Voilà enfin l’épilogue de cette série d’aventure à l’écriture et au graphisme remarquable. Mais attention si Le Scorpion va enfin savoir qui est son père et qui se cache derrière ses ennemis, il ne fait que fermer une page pour reprendre son envol. « Il faut désormais qu’il crève l’abcès » m’explique Stephen Desberg « pour vivre sa destinée sans contrainte ».
Depuis son retour à Rome, Le Scorpion s’accroche au pape Trebaldi comme une véritable sangsue. Il est bien décidé à le faire payer le prix fort pour sa responsabilité dans l’exécution de sa mère. Mais, le héros tatoué, à la lame virevoltante, apprend que son ennemi n’est pas celui qu’il croyait. Tout se complique avec l’arrivée de Tiberio, un assassin à la solde d’un mystérieux commanditaire, qui cherche notre Scorpion depuis plus de 20 ans. Notre héros se retrouve dans un richissime palais, celui de la famille Latal alors que de son côté, le pape, qui manque de soldats, recrute chez les lépreux. Tous les protagonistes se donnent rendez-vous pour un final époustouflant et tragique dans la Basilique Saint-Pierre.
« Il fallait terminer par un feu d’artifice » me dit en souriant Stephen Desberg. Le scénariste du Scorpion nous plonge dans une sarabande mortelle. D’une grande densité, le récit de ce 10 ème album multiplie les rebondissements et les flash-back tout en gardant sa lisibilité. Et comme toujours, la maestria du dessinateur Enrico Marini constitue le plus grand atout de cette série. Même s’il m’avoue « avoir eu du mal avec la Basilique Saint-Pierre » qui demande « beaucoup de travail à cause de sa richesse ornemental », il « s’en est sorti ».
Les combats sont un véritable monument graphique. Le panache des grands films de capes et d’épées trouve ici son accomplissement. « Fini les robes, place aux pantalons » m’explique Enrico Marini qui promet de nouvelles aventures loin de Rome. Bon vent, Scorpion !
Le Scorpion, t10 aux éditions Dargaud.
Scénario: Stephen Desberg.
Dessin: Enrico Marini.
La série « U-Boot » joue les prolongations. Jean-Yves Delitte propose un troisième tome à son diptyque sortie en 2011. Il faut dire que l’auteur avait largement la matière pour aller plus loin. « Je me suis engouffré dans les petits trous du scénario » m’explique le dessinateur.
Un nouveau récit qui s’attache à comprendre qui est « Jude », la fameuse tueuse qui met fin aux agissements de son employeur: la multinationale Maher crée par un ancien savant nazi capable de régénérer ses cellules. Meurtres, sauts dans le temps, le lecteur tente de replacer les pièces d’un puzzle complexe.

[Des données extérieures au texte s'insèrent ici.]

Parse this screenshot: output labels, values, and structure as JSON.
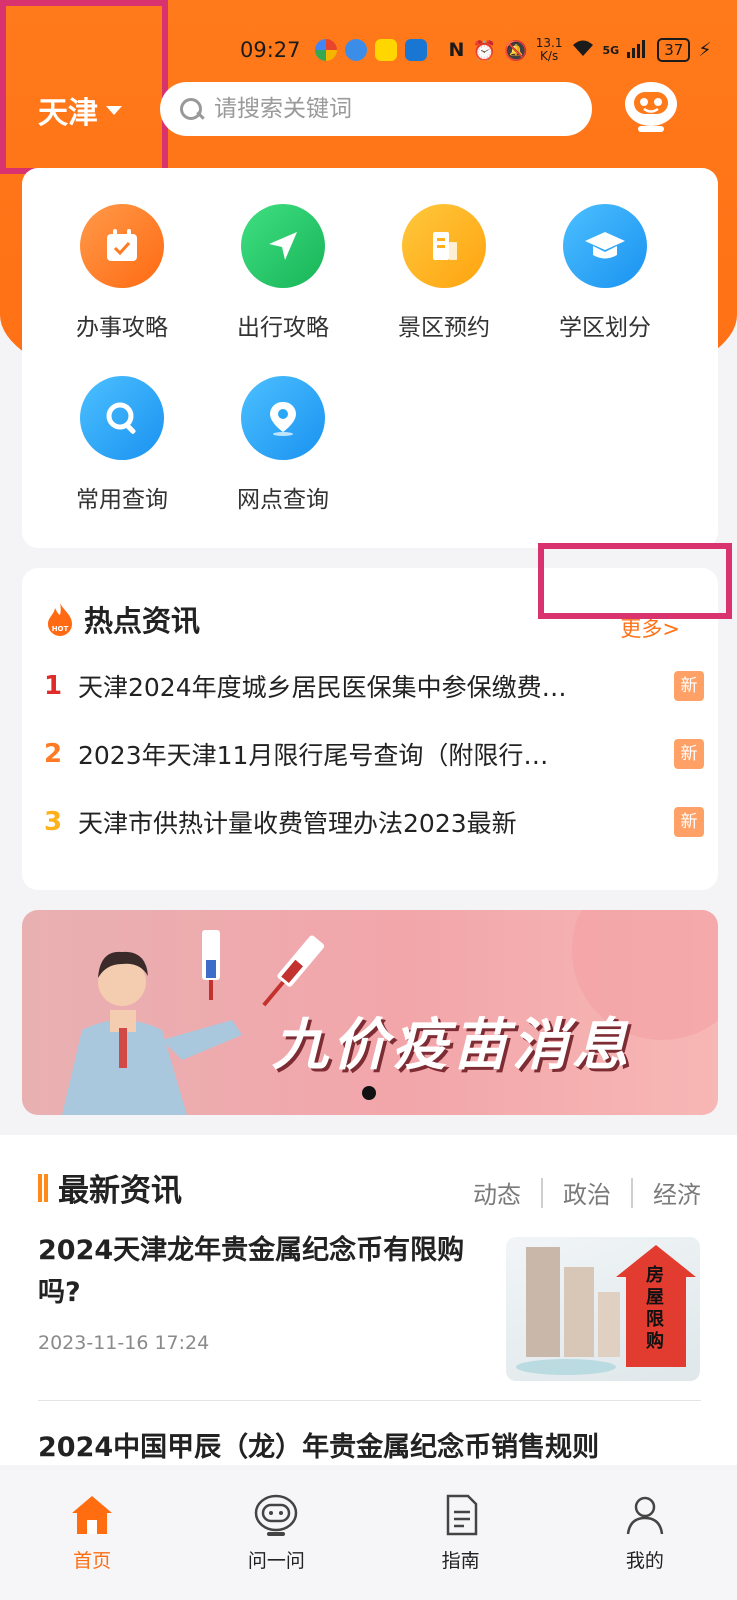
{
  "status_bar": {
    "time": "09:27",
    "net_speed_top": "13.1",
    "net_speed_bottom": "K/s",
    "signal": "5G",
    "battery": "37"
  },
  "header": {
    "city": "天津",
    "search": {
      "placeholder": "请搜索关键词"
    }
  },
  "services": [
    {
      "label": "办事攻略",
      "icon": "calendar-check-icon",
      "color": "#ff7a22"
    },
    {
      "label": "出行攻略",
      "icon": "paper-plane-icon",
      "color": "#22c466"
    },
    {
      "label": "景区预约",
      "icon": "building-icon",
      "color": "#ffb11c"
    },
    {
      "label": "学区划分",
      "icon": "graduation-cap-icon",
      "color": "#2aa7f7"
    },
    {
      "label": "常用查询",
      "icon": "magnifier-icon",
      "color": "#2aa7f7"
    },
    {
      "label": "网点查询",
      "icon": "location-pin-icon",
      "color": "#2aa7f7"
    }
  ],
  "hot": {
    "title": "热点资讯",
    "more": "更多>",
    "badge_label": "HOT",
    "items": [
      {
        "rank": "1",
        "text": "天津2024年度城乡居民医保集中参保缴费…",
        "badge": "新",
        "rank_color": "#e02b2b"
      },
      {
        "rank": "2",
        "text": "2023年天津11月限行尾号查询（附限行…",
        "badge": "新",
        "rank_color": "#ff7a22"
      },
      {
        "rank": "3",
        "text": "天津市供热计量收费管理办法2023最新",
        "badge": "新",
        "rank_color": "#ffb11c"
      }
    ]
  },
  "banner": {
    "text": "九价疫苗消息"
  },
  "latest": {
    "title": "最新资讯",
    "tabs": [
      "动态",
      "政治",
      "经济"
    ],
    "articles": [
      {
        "title": "2024天津龙年贵金属纪念币有限购吗?",
        "time": "2023-11-16 17:24",
        "thumb_text": "房屋限购"
      },
      {
        "title": "2024中国甲辰（龙）年贵金属纪念币销售规则"
      }
    ]
  },
  "tabbar": [
    {
      "label": "首页",
      "icon": "home-icon",
      "active": true
    },
    {
      "label": "问一问",
      "icon": "robot-chat-icon",
      "active": false
    },
    {
      "label": "指南",
      "icon": "document-icon",
      "active": false
    },
    {
      "label": "我的",
      "icon": "user-icon",
      "active": false
    }
  ]
}
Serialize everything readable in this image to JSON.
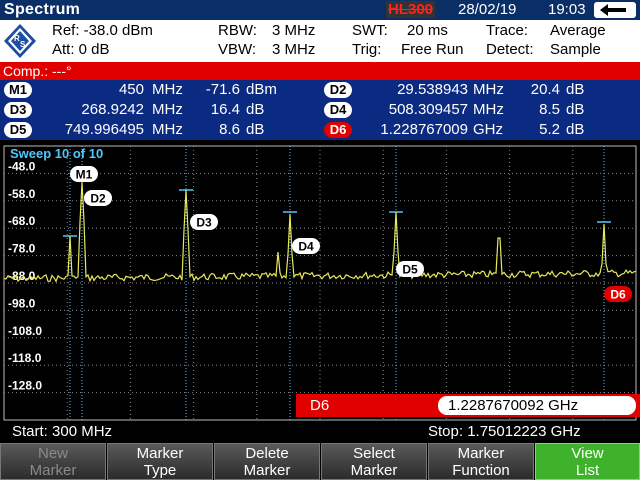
{
  "header": {
    "title": "Spectrum",
    "status_code": "HL300",
    "date": "28/02/19",
    "time": "19:03"
  },
  "settings": {
    "ref": "Ref: -38.0 dBm",
    "att": "Att: 0 dB",
    "rbw_label": "RBW:",
    "rbw_value": "3 MHz",
    "vbw_label": "VBW:",
    "vbw_value": "3 MHz",
    "swt_label": "SWT:",
    "swt_value": "20 ms",
    "trig_label": "Trig:",
    "trig_value": "Free Run",
    "trace_label": "Trace:",
    "trace_value": "Average",
    "detect_label": "Detect:",
    "detect_value": "Sample"
  },
  "comp": "Comp.: ---°",
  "markers": [
    {
      "id": "M1",
      "freq": "450",
      "freq_unit": "MHz",
      "level": "-71.6",
      "level_unit": "dBm"
    },
    {
      "id": "D2",
      "freq": "29.538943",
      "freq_unit": "MHz",
      "level": "20.4",
      "level_unit": "dB"
    },
    {
      "id": "D3",
      "freq": "268.9242",
      "freq_unit": "MHz",
      "level": "16.4",
      "level_unit": "dB"
    },
    {
      "id": "D4",
      "freq": "508.309457",
      "freq_unit": "MHz",
      "level": "8.5",
      "level_unit": "dB"
    },
    {
      "id": "D5",
      "freq": "749.996495",
      "freq_unit": "MHz",
      "level": "8.6",
      "level_unit": "dB"
    },
    {
      "id": "D6",
      "freq": "1.228767009",
      "freq_unit": "GHz",
      "level": "5.2",
      "level_unit": "dB"
    }
  ],
  "plot": {
    "sweep_label": "Sweep 10 of 10",
    "y_ticks": [
      "-48.0",
      "-58.0",
      "-68.0",
      "-78.0",
      "-88.0",
      "-98.0",
      "-108.0",
      "-118.0",
      "-128.0"
    ],
    "trace_color": "#e8e85a",
    "marker_line_color": "#4fc7ff",
    "grid_color": "#8a8a8a"
  },
  "marker_entry": {
    "label": "D6",
    "value": "1.2287670092 GHz"
  },
  "span": {
    "start": "Start:  300 MHz",
    "stop": "Stop: 1.75012223 GHz"
  },
  "softkeys": [
    {
      "line1": "New",
      "line2": "Marker",
      "state": "disabled"
    },
    {
      "line1": "Marker",
      "line2": "Type",
      "state": "normal"
    },
    {
      "line1": "Delete",
      "line2": "Marker",
      "state": "normal"
    },
    {
      "line1": "Select",
      "line2": "Marker",
      "state": "normal"
    },
    {
      "line1": "Marker",
      "line2": "Function",
      "state": "normal"
    },
    {
      "line1": "View",
      "line2": "List",
      "state": "active"
    }
  ]
}
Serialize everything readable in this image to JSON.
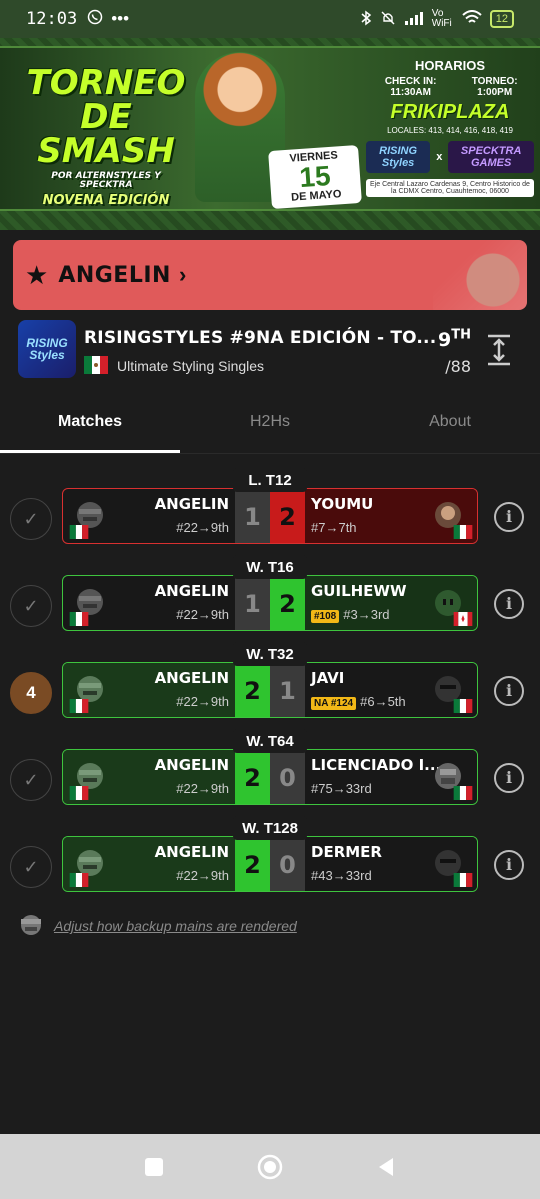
{
  "status_bar": {
    "time": "12:03",
    "network_label": "Vo WiFi",
    "battery": "12"
  },
  "banner": {
    "title": "TORNEO DE SMASH",
    "subtitle": "POR ALTERNSTYLES Y SPECKTRA",
    "edition": "NOVENA EDICIÓN",
    "day": "VIERNES",
    "date_num": "15",
    "month": "DE MAYO",
    "schedule_title": "HORARIOS",
    "checkin": "CHECK IN: 11:30AM",
    "torneo": "TORNEO: 1:00PM",
    "venue": "FRIKIPLAZA",
    "locales": "LOCALES: 413, 414, 416, 418, 419",
    "logo_left": "RISING Styles",
    "logo_x": "x",
    "logo_right": "SPECKTRA GAMES",
    "address": "Eje Central Lazaro Cardenas 9, Centro Historico de la CDMX Centro, Cuauhtemoc, 06000"
  },
  "player": {
    "name": "ANGELIN"
  },
  "tournament": {
    "logo_text": "RISING Styles",
    "name": "RISINGSTYLES #9NA EDICIÓN - TO...",
    "event": "Ultimate Styling Singles",
    "placement": "9",
    "placement_suffix": "TH",
    "total": "/88"
  },
  "tabs": [
    {
      "label": "Matches",
      "active": true
    },
    {
      "label": "H2Hs",
      "active": false
    },
    {
      "label": "About",
      "active": false
    }
  ],
  "matches": [
    {
      "round": "L. T12",
      "marker": "✓",
      "p1": "ANGELIN",
      "p1_seed": "#22→9th",
      "s1": "1",
      "s2": "2",
      "p2": "YOUMU",
      "p2_tag": "",
      "p2_seed": "#7→7th",
      "result": "loss"
    },
    {
      "round": "W. T16",
      "marker": "✓",
      "p1": "ANGELIN",
      "p1_seed": "#22→9th",
      "s1": "1",
      "s2": "2",
      "p2": "GUILHEWW",
      "p2_tag": "#108",
      "p2_seed": "#3→3rd",
      "result": "loss"
    },
    {
      "round": "W. T32",
      "marker": "4",
      "p1": "ANGELIN",
      "p1_seed": "#22→9th",
      "s1": "2",
      "s2": "1",
      "p2": "JAVI",
      "p2_tag": "NA #124",
      "p2_seed": "#6→5th",
      "result": "win"
    },
    {
      "round": "W. T64",
      "marker": "✓",
      "p1": "ANGELIN",
      "p1_seed": "#22→9th",
      "s1": "2",
      "s2": "0",
      "p2": "LICENCIADO I...",
      "p2_tag": "",
      "p2_seed": "#75→33rd",
      "result": "win"
    },
    {
      "round": "W. T128",
      "marker": "✓",
      "p1": "ANGELIN",
      "p1_seed": "#22→9th",
      "s1": "2",
      "s2": "0",
      "p2": "DERMER",
      "p2_tag": "",
      "p2_seed": "#43→33rd",
      "result": "win"
    }
  ],
  "adjust_link": "Adjust how backup mains are rendered",
  "colors": {
    "win": "#2fc42f",
    "loss": "#c81b1b",
    "player_bar": "#e05a5a",
    "tag": "#f2b817"
  }
}
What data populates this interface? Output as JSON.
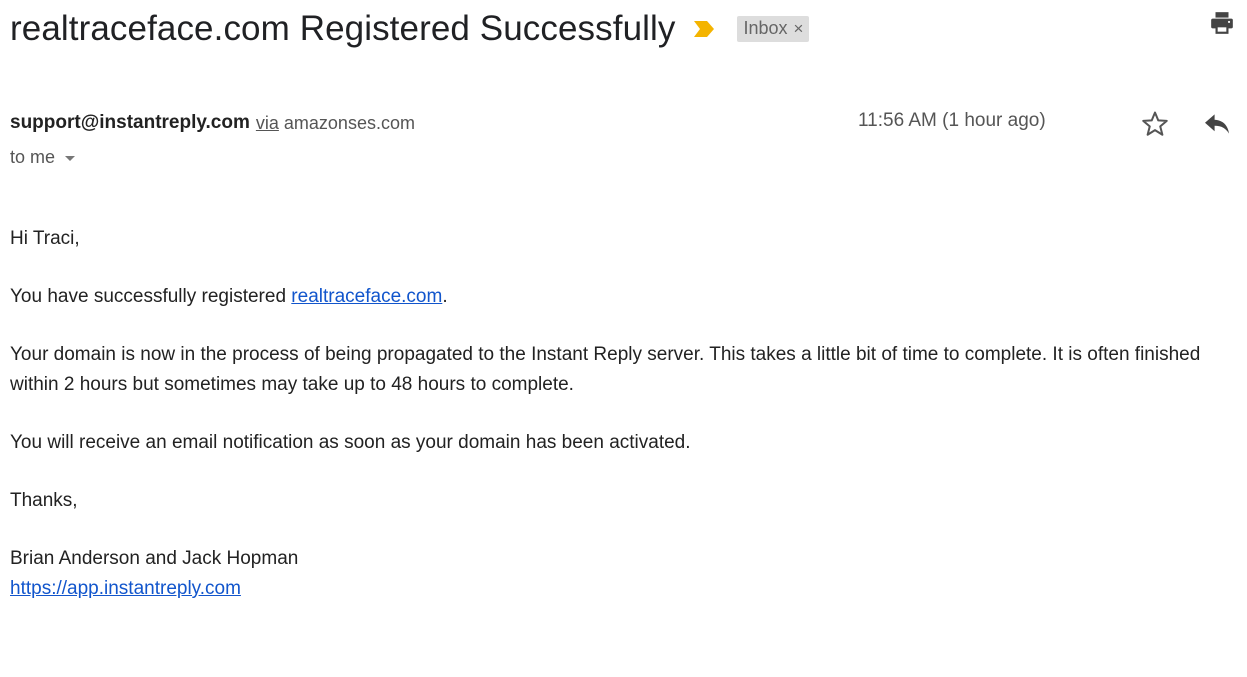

Jean-Yves Delitte m’explique qu’en montrant l’évolution d’une société toujours plus technologique où le « fichage » est constant, il affiche ses propres peurs. Celles d’une « perte de la créativité, de la folie qui faisait le propre de l’homme » me dit-il. Mais au-delà de ces réflexions, cette bd est un vrai divertissement où la multiplication des lieux et des époques permet un voyage graphique enthousiasmant: du fleuve Amazone à New-York, des U-Boot aux avions futuristes.
Bien connu pour son Å“uvre maritime le « Bélem », Jean-Yves Delitte m’avoue que déjà enfant il dessinait de la science-fiction. Avec ces albums, il montre son envie d’éclectisme et l’étendue de son talent.
U-Boot, t3 aux éditions 12 bis.
Scénario et dessin: Jean-Yves Delitte.